MANILA, Philippines - Zest-O Corp. and Zest Airways Inc., the beverage and airline units of the Yao Group of Companies, are looking at China and the Southeast Asian region for further growth and expansion in the next three years.
In an interview with newsmen over the weekend, Amb. Alfredo M. Yao, Zest-O chairman and chief executive officer and concurrent president and CEO of Zest Air, said they are eyeing to further expand in China and Southeast Asia.
For Zest-O, Yao said they are studying to expand its various food and beverage products in China and Indonesia.
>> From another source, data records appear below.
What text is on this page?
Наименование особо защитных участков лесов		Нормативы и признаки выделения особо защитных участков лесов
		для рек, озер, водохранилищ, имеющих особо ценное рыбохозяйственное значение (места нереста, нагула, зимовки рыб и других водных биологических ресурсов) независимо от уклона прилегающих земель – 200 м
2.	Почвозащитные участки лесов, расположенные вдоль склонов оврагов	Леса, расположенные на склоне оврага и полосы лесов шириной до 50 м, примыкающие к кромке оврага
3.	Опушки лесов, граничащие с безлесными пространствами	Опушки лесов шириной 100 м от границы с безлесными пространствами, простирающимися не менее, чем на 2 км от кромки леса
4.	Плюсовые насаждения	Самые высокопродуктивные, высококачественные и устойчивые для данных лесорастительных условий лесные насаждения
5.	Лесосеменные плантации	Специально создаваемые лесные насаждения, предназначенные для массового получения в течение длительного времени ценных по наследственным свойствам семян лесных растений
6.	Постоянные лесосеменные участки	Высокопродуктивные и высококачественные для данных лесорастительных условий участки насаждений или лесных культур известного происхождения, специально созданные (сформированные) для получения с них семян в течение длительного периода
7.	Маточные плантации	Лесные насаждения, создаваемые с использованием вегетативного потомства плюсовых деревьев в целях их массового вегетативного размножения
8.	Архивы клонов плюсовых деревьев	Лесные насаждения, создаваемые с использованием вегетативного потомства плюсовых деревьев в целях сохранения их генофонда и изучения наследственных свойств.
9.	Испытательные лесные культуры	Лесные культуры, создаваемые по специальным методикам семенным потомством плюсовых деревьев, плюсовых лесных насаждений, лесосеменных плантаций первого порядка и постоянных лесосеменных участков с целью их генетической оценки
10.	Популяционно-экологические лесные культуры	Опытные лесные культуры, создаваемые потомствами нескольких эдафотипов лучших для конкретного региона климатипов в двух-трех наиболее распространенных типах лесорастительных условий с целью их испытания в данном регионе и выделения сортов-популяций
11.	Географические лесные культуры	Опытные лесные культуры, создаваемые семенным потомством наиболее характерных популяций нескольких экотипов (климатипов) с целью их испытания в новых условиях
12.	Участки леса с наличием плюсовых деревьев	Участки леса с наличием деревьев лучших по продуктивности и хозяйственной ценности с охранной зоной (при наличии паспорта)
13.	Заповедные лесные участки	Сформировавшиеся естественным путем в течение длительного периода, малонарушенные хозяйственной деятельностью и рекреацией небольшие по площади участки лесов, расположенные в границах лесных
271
Zest-O manufactures the famous Zest-O doy-pack juices as well as SunGlo and Quick Chow noodles.
Yao said they are already constructing a plant in Indonesia but did not reveal how much they are investing for this facility.
Yao had a previous tie-up with Indonesian firm PT Kalbe Farma to bring in the energy booster drink Extra Joss to the Philippines.
For Zest Air, Yao said the airline’s purchase and lease of several new Airbus 320 airplanes is geared towards serving more tourists from China and ASEAN particularly to the prime tourist destination of Boracay.
However, Yao said Zest Air also hopes to develop tourist spots in Bohol, Cebu and Palawan by offering more flights to those destinations.
Yao said Zest Air is also eyeing flights to Beijing, Chengdu, Shanghai and Xian.
In other Asian destinations, Zest Air is also set to launch flights to Busan and Incheon in South Korea, and is applying for permission to fly to Kuala Lumpur in Malaysia; Ho Chi Minh in Vietnam and to Singapore.
Zest Air is taking delivery of three Airbus 320s this year and another three next year, Yao said. Zest Air owns about six of the Airbus but will lease another three.
Each Airbus 320, Yao said, cost between $40 million to $45 million.